INILAHKORAN.ID – Menghadapi musim mudik Lebaran IdulFitri 1447 Hijriah/ 2026 Masehi, Polres CImahi bakal membangun 11 posko mudik dalam rangka Operasi Ketupat Lodaya. 

Kendati demikian, ada yang berbeda dengan Operasi Lilin sebelumnya, sebab bakal hadirnya dua posko terpadu yang ditempatkan di Alun-alun Cimahi dan kawasan Padalarang.
 
“Kita merencanakan posko dengan jenis yang bervariasi, dan dua posko terpadu ini dibuat mengingat potensi jumlah pemudik yang akan signifikan,” kata Kapolres Cimahi AKBP Niko Nurallah Adi Putra saat ditemui, Selasa 3 Maret 2026.

Niko menjelaskan, lonjakan arus mudik diperkirakan mulai terasa sejak tanggal 13 hingga 14 Maret 2026 mendatang.

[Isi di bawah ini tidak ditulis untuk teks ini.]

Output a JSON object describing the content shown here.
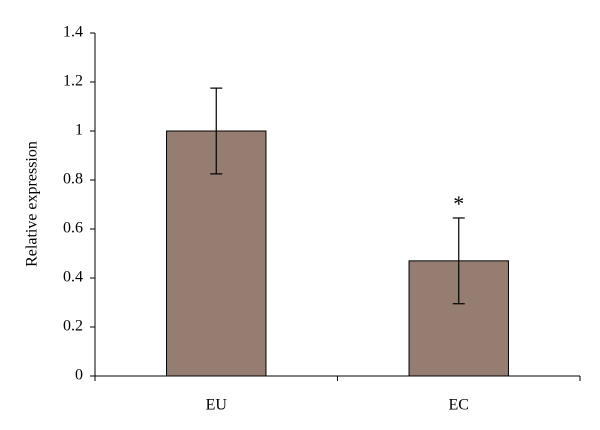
{
  "chart_data": {
    "type": "bar",
    "y_label": "Relative expression",
    "categories": [
      "EU",
      "EC"
    ],
    "series": [
      {
        "color": "#967d71",
        "values": [
          1.0,
          0.47
        ],
        "errors": [
          0.175,
          0.175
        ]
      }
    ],
    "ylim": [
      0,
      1.4
    ],
    "yticks": [
      0,
      0.2,
      0.4,
      0.6,
      0.8,
      1,
      1.2,
      1.4
    ],
    "annotations": [
      {
        "text": "*",
        "category": "EC"
      }
    ]
  }
}
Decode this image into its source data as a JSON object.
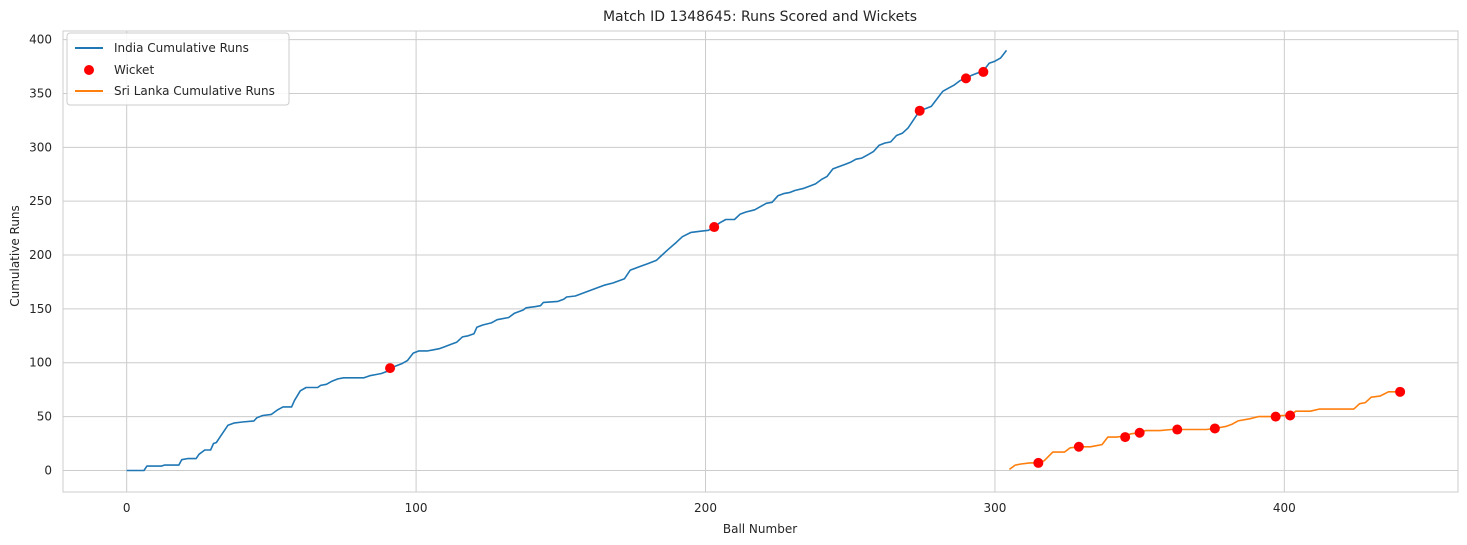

"Kondisi ini dipicu adanya kombinasi libur Nyepi, kebijakan Work From Anywhere (WFA), serta libur sekolah yang bertepatan menjelang Hari Raya IdulFitri," jelasnya.
 
Sementara untuk menjaga kelancaran lalu lintas, pihak kepolisian bakal menerapkan skema khusus yang meliputi sistem one way sepenggal di wilayah perbatasan Lembang.

Pasalnya, destinasi wisata yang masih digemari para pemudik setelah melakukan silaturahmi dengan keluarga.
 
“Setelah tiba di kampung halaman dan melakukan silaturahmi, banyak pemudik yang memilih untuk berlibur ke Lembang, sehingga kita perlu antisipasi dengan rekayasa lalu lintas,” bebernya.
 
Selain wilayah Lembang, sebut Niko, ada tiga titik trouble spot yang menjadi prioritas penanganan pihaknya, yakni pertigaan Beatrix di mana akan diterapkan sistem one way dengan arah yang disesuaikan kondisi lapangan, baik dari bawah ke atas maupun sebaliknya.

"Pertigaan Cimareme yang dikenal sering mengalami kepadatan kendaraan akan diperkuat dengan penambahan personel untuk mengurai kemacetan," sebutnya.

Terakhir, sambung Niko, kawasan Tagog Apu Padalarang sebagai titik persimpangan yang ramai akibat aliran kendaraan menuju pasar Padalarang. 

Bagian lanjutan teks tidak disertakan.